Read more than just the headline, perhaps?
They are both populists with a somewhat tenuous connection to reality?
They also both say far more random shit than their fan clubs are willing to admit. Amusingly, you can often find cases where they've voiced the same or very similar opinions (though at different times).
Your location on the graph is a measure of the cohesiveness of your overall policy preferences, not necessarily the zealousness or character of the person who holds the position.
Technically Trump is anti-gun and Sanders is pro-gun. That's enough to pull them closer towards each other on a graph even though they are diametrically opposed.

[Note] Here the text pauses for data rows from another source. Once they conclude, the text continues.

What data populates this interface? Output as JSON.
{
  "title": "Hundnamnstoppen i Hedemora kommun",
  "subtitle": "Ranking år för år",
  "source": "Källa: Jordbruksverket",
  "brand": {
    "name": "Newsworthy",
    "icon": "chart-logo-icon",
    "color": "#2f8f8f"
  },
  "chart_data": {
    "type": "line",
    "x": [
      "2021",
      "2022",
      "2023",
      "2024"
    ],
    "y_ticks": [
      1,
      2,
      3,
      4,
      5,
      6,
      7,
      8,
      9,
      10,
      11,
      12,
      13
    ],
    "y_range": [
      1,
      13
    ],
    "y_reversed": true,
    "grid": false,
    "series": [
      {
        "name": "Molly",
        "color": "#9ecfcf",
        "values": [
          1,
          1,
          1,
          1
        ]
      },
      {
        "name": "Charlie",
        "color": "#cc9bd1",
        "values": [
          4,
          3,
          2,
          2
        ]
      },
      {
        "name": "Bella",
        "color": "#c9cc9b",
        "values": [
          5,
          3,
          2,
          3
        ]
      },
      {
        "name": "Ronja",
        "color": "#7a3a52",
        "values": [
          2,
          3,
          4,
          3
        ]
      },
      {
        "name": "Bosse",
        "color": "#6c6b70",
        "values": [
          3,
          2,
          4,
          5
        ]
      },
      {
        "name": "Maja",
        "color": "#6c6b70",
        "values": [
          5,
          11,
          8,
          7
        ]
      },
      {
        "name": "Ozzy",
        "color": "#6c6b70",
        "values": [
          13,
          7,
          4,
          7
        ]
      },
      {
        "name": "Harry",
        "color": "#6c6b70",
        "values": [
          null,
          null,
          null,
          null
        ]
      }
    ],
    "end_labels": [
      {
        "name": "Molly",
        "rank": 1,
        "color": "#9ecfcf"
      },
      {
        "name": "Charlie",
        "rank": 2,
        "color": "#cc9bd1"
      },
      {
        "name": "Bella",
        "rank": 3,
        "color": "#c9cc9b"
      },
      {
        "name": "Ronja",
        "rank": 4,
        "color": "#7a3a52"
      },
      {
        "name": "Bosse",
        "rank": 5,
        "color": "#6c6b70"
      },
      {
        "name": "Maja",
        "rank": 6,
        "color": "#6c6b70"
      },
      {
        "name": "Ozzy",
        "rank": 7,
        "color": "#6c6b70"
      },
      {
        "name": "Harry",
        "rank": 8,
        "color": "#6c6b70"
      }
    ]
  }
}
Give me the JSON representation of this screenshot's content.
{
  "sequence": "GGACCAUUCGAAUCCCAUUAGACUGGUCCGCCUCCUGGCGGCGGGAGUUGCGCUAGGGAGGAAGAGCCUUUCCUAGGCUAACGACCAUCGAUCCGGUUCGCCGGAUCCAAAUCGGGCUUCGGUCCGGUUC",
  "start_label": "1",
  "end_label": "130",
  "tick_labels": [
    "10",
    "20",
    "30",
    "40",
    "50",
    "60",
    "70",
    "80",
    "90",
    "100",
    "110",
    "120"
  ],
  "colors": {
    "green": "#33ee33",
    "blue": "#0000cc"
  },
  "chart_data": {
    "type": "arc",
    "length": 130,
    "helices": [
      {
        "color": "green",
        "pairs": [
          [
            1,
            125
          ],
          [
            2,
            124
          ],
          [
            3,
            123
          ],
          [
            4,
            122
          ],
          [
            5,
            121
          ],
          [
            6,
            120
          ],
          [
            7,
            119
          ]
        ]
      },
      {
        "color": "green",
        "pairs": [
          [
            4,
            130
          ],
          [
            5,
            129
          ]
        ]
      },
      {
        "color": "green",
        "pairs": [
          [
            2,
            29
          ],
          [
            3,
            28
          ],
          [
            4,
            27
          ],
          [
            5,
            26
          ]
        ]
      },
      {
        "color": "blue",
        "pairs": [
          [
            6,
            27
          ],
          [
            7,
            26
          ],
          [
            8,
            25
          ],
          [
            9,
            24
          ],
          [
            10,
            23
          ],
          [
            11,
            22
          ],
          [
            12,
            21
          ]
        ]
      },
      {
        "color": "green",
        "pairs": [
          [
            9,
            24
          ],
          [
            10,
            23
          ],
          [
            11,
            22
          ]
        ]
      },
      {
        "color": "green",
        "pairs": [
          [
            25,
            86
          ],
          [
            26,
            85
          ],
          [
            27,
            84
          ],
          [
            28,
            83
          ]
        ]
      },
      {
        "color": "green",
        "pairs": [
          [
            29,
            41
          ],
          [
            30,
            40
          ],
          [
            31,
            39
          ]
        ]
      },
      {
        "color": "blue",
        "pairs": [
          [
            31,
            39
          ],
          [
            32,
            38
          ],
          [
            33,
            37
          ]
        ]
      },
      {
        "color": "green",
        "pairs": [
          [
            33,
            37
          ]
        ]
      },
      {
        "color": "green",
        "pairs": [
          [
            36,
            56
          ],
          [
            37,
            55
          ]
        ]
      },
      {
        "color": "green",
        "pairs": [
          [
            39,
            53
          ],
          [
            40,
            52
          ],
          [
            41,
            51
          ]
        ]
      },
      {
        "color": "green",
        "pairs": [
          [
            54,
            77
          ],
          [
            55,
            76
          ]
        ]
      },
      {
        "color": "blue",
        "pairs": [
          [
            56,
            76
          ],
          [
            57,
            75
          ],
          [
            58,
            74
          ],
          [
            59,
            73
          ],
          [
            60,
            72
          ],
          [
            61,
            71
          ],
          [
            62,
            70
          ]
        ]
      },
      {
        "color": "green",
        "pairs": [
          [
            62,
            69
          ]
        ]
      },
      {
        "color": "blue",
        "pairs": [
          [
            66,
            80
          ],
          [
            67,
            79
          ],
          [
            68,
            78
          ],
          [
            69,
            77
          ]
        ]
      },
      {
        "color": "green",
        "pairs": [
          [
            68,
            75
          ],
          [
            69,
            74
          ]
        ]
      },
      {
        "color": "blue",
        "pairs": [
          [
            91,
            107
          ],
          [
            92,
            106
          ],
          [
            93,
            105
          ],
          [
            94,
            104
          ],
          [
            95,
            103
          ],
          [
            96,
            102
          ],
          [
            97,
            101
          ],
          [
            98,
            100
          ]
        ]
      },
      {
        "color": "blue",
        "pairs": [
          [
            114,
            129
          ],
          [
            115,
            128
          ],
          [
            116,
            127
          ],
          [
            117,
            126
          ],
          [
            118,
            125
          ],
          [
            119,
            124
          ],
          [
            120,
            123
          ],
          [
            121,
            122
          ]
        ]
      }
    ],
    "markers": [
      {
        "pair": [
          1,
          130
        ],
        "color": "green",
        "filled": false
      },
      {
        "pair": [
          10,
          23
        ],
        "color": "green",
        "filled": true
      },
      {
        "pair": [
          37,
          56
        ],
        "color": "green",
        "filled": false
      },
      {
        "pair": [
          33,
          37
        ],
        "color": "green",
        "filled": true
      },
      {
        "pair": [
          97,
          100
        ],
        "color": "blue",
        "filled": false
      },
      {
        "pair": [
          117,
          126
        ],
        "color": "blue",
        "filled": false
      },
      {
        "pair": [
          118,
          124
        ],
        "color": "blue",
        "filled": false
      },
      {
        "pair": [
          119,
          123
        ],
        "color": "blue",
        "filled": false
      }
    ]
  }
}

Man I need to start using Grok more
I have actually really enjoyed it, my only complaint is grok build is closed source. They're all pretty left wing but from my experience Grok is the most neutral. This was really more of a test to see how willing the models were to take a stance on things, and all we know is gemini is the least likely to take a stance.
Grok and its creator are unequivocally evil. Against protection of all but capital for the sake of enabling the oligarch class to further consolidate power ans abuse the working class.
Im not sure OpenAI or Anthropic are necessarily better? Or even opposed to this
unequivocally goes to far imo. The rockets are good and cool.
I see his barely a year old "awkward hand gesture" or tuning into AfD's and Tommy Robinson's streams isn't enough of an evidence for some.
Rockets achieved by the engineers, not C-suite. The rockets would have been here under someone else too.
and less blowing-up
Probably, yeah, LOL!
If that is true, why is SpaceX 5-10 years ahead of all its competitors?/why are Elon's companies #1 in all their industries (with the exception of xAI)?
In what industry is Tesla #1 in?
They just cause pollution and largely avoid paying taxes.